De navorderingsaanslag inkomstenbelasting en premie volksverzekeringen over 2014 (hierna: de navorderingsaanslag) is opgelegd op 3 november 2016. Tevens heeft de inspecteur bij beschikking een boete opgelegd en belastingrente in rekening gebracht.
Ook is op 3 november de aanslag in de inkomensafhankelijke bijdrage Zorgverzekeringswet (hierna: Zvw) opgelegd en is bij beschikking belastingrente in rekening gebracht.
1.2.
Belanghebbende heeft op 2 december 2016 bezwaar gemaakt tegen de voornoemde navorderingsaanslag en bijbehorende beschikkingen en op 12 december tegen de voornoemde aanslag Zvw en bijbehorende beschikking.
1.3.
De Inspecteur heeft op 28 juni 2017 uitspraak op bezwaar gedaan.
1.4.
Belanghebbende heeft op 8 augustus 2017 beroep ingesteld tegen de uitspraak op bezwaar bij de Rechtbank. De Rechtbank heeft het beroep gegrond verklaard, de uitspraak op bezwaar vernietigd, de navorderingsaanslag verminderd naar een belastbaar inkomen uit werk en woning van € 28.000, de vergrijpboete verminderd naar 42,75% van het bedrag van de navorderingsaanslag en de aanslag Zvw 2014 verminderd naar een bijdrage-inkomen van € 28.000. De Rechtbank heeft de Inspecteur in de proceskosten veroordeeld.
1.5.
Tegen deze uitspraak heeft belanghebbende hoger beroep ingesteld bij het Hof.
De Inspecteur heeft een verweerschrift ingediend.
1.6.
De zitting heeft plaatsgehad op 16 januari 2020 te ‘s-Hertogenbosch.
Aldaar zijn toen verschenen en gehoord, belanghebbende, vergezeld door [persoon A] , en [gemachtigde] , als gemachtigde van belanghebbende en van [persoon A] , alsmede, namens de Inspecteur, [inspecteur] .
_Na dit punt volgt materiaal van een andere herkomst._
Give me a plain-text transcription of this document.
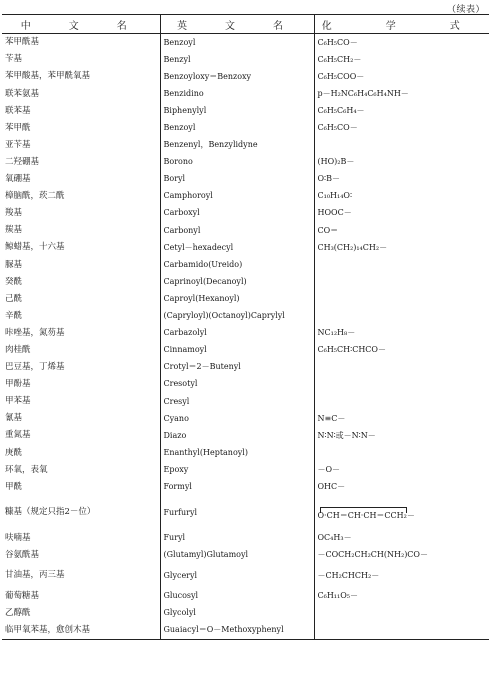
（续表）
中　文　名	英　文　名	化　学　式
苯甲酰基	Benzoyl	C₆H₅CO－
苄基	Benzyl	C₆H₅CH₂－
苯甲酸基，苯甲酰氧基	Benzoyloxy＝Benzoxy	C₆H₅COO－
联苯氨基	Benzidino	p－H₂NC₆H₄C₆H₄NH－
联苯基	Biphenylyl	C₆H₅C₆H₄－
苯甲酰	Benzoyl	C₆H₅CO－
亚苄基	Benzenyl，Benzylidyne	
二羟硼基	Borono	(HO)₂B－
氧硼基	Boryl	O∶B－
樟脑酰，莰二酰	Camphoroyl	C₁₀H₁₄O∶
羧基	Carboxyl	HOOC－
羰基	Carbonyl	CO＝
鲸蜡基，十六基	Cetyl－hexadecyl	CH₃(CH₂)₁₄CH₂－
脲基	Carbamido(Ureido)	
癸酰	Caprinoyl(Decanoyl)	
己酰	Caproyl(Hexanoyl)	
辛酰	(Capryloyl)(Octanoyl)Caprylyl	
咔唑基，氮芴基	Carbazolyl	NC₁₂H₈－
肉桂酰	Cinnamoyl	C₆H₅CH∶CHCO－
巴豆基，丁烯基	Crotyl＝2－Butenyl	
甲酚基	Cresotyl	
甲苯基	Cresyl	
氰基	Cyano	N≡C－
重氮基	Diazo	N∶N∶或－N∶N－
庚酰	Enanthyl(Heptanoyl)	
环氧，表氧	Epoxy	－O－
甲酰	Formyl	OHC－
糠基（规定只指2－位）	Furfuryl	O·CH＝CH·CH＝CCH₂－
呋喃基	Furyl	OC₄H₃－
谷氨酰基	(Glutamyl)Glutamoyl	－COCH₂CH₂CH(NH₂)CO－
甘油基，丙三基	Glyceryl	－CH₂CHCH₂－
葡萄糖基	Glucosyl	C₆H₁₁O₅－
乙醇酰	Glycolyl	
临甲氧苯基，愈创木基	Guaiacyl＝O－Methoxyphenyl	
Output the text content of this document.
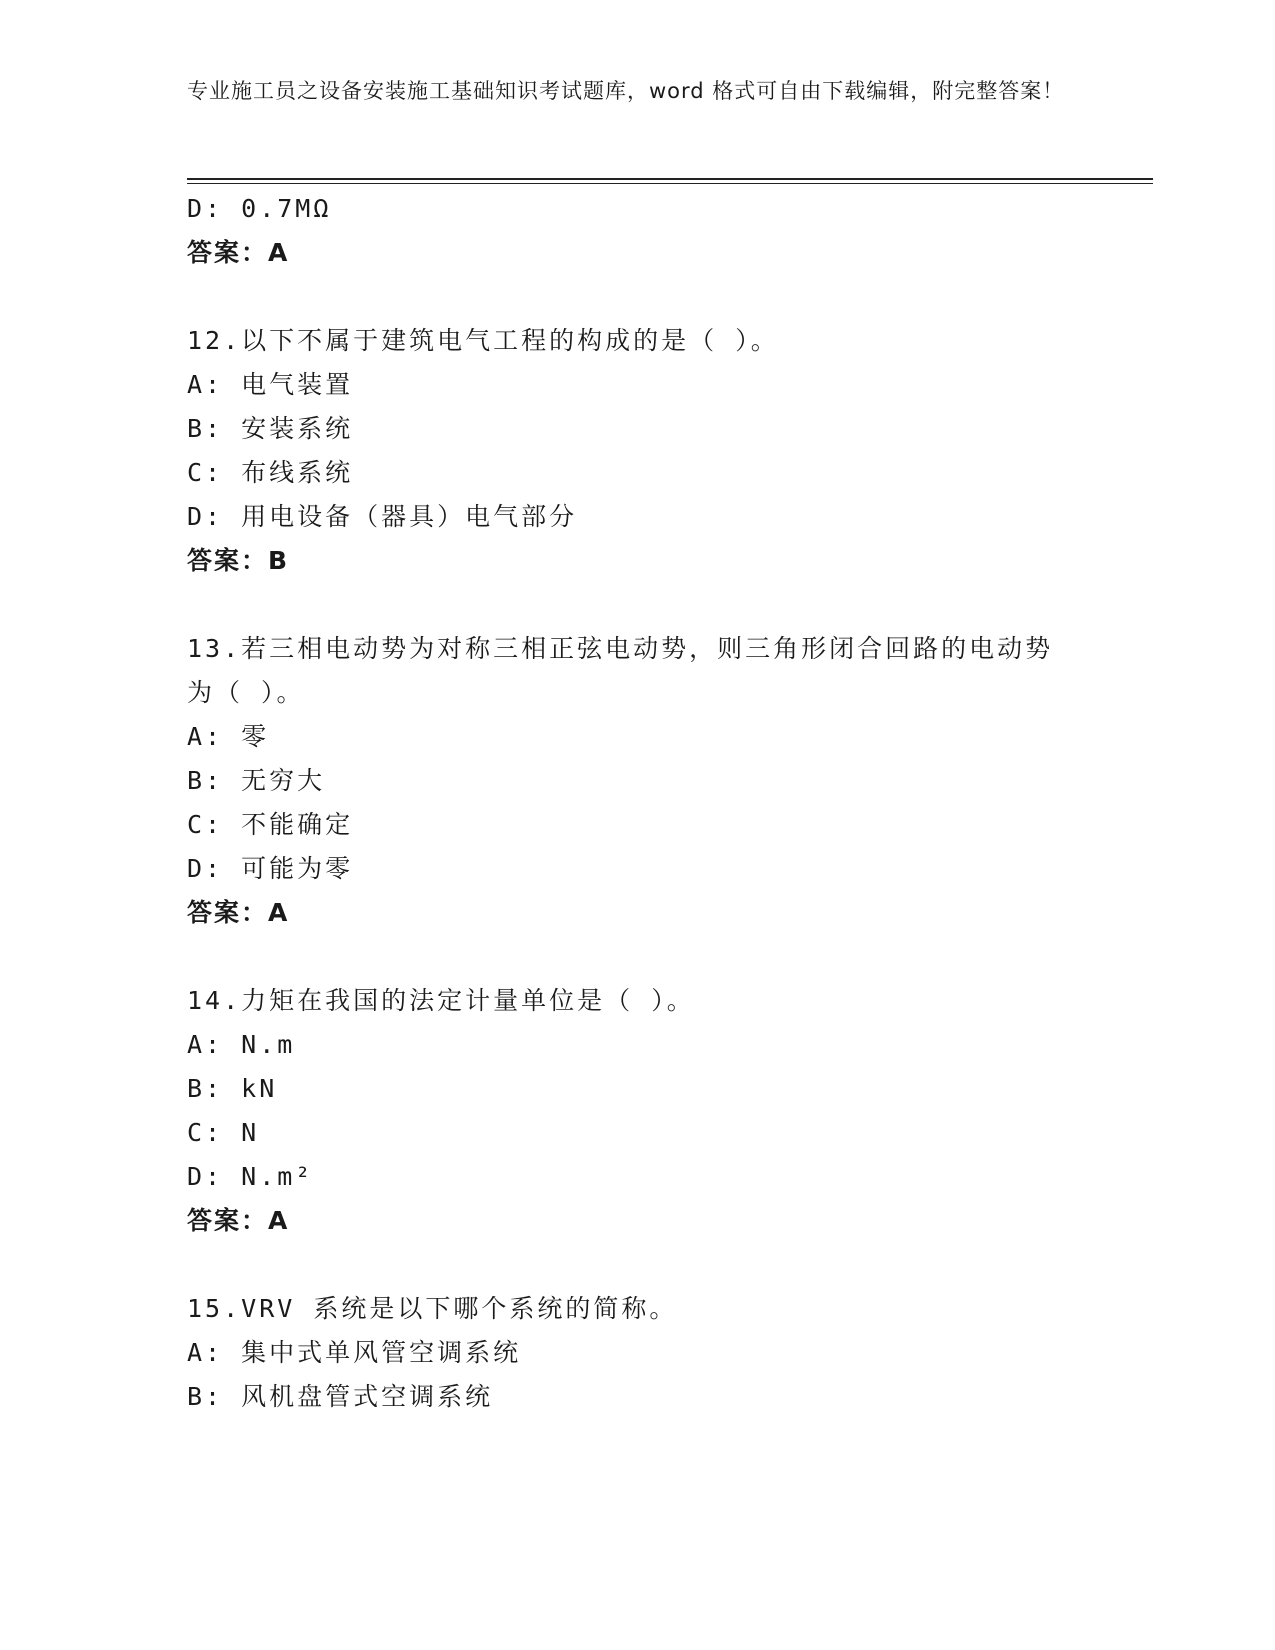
专业施工员之设备安装施工基础知识考试题库，word 格式可自由下载编辑，附完整答案！
D: 0.7MΩ
答案：A
12.以下不属于建筑电气工程的构成的是（ ）。
A: 电气装置
B: 安装系统
C: 布线系统
D: 用电设备（器具）电气部分
答案：B
13.若三相电动势为对称三相正弦电动势，则三角形闭合回路的电动势
为（ ）。
A: 零
B: 无穷大
C: 不能确定
D: 可能为零
答案：A
14.力矩在我国的法定计量单位是（ ）。
A: N.m
B: kN
C: N
D: N.m²
答案：A
15.VRV 系统是以下哪个系统的简称。
A: 集中式单风管空调系统
B: 风机盘管式空调系统
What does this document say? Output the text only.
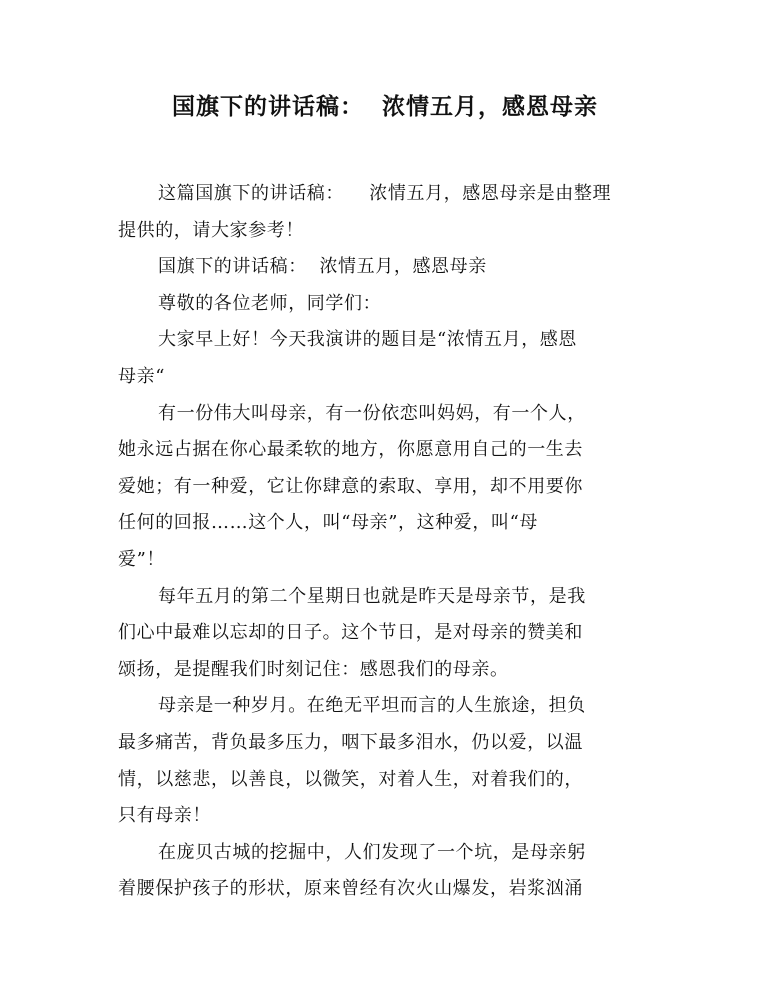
国旗下的讲话稿：  浓情五月，感恩母亲
这篇国旗下的讲话稿：    浓情五月，感恩母亲是由整理
提供的，请大家参考！
国旗下的讲话稿：  浓情五月，感恩母亲
尊敬的各位老师，同学们：
大家早上好！今天我演讲的题目是“浓情五月，感恩
母亲“
有一份伟大叫母亲，有一份依恋叫妈妈，有一个人，
她永远占据在你心最柔软的地方，你愿意用自己的一生去
爱她；有一种爱，它让你肆意的索取、享用，却不用要你
任何的回报……这个人，叫“母亲”，这种爱，叫“母
爱”！
每年五月的第二个星期日也就是昨天是母亲节，是我
们心中最难以忘却的日子。这个节日，是对母亲的赞美和
颂扬，是提醒我们时刻记住：感恩我们的母亲。
母亲是一种岁月。在绝无平坦而言的人生旅途，担负
最多痛苦，背负最多压力，咽下最多泪水，仍以爱，以温
情，以慈悲，以善良，以微笑，对着人生，对着我们的，
只有母亲！
在庞贝古城的挖掘中，人们发现了一个坑，是母亲躬
着腰保护孩子的形状，原来曾经有次火山爆发，岩浆汹涌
Op de zitting zijn gelijktijdig behandeld de onderhavige zaken en de zaken met nummers 19/00293 en 19/00294.
1.7.
Het Hof heeft aan het einde van de zitting het onderzoek gesloten.
1.8.
Van de zitting is een proces-verbaal opgemaakt, dat in afschrift aan partijen is verzonden.

2.Feiten

2.1.
In het kader van een onderzoek door de Gemeente [gemeente] (hierna: de Gemeente) is geconstateerd dat belanghebbende tezamen met [persoon A] in 2014, 2015 en 2016 bingoavonden organiseerde onder de naam “ [BV 1] ”. Deze bingoavonden werden via Facebook aangekondigd.
2.2.
Namens de Gemeente en door de Belastingdienst is door middel van een waarneming ter plaatse een integrale controle uitgevoerd op de bingoavond van 2 november 2016. Het document met daarin de opzet van de “Integrale controle [B-dag] 2 november 2016” maakt onderdeel uit van het procesdossier. Ook het “Verslag ondersteuning [J] ” van de toezichthouders van de Kansspelautoriteit, [C] en [D] , met daarin mede verklaringen van belanghebbende, bevindt zich in het procesdossier. Voorts bevat het procesdossier een verslag van twee ambtenaren van de Gemeente, [E] en [F] , met daarin een feitelijke beschrijving van de aanschaf van entreekaarten voor de bingoavond van 2 november 2016. De aan de bingoavond deelnemende (opsporings)ambtenaren van de Gemeente en de Kansspelautoriteit hebben onder meer de volgende punten geconstateerd.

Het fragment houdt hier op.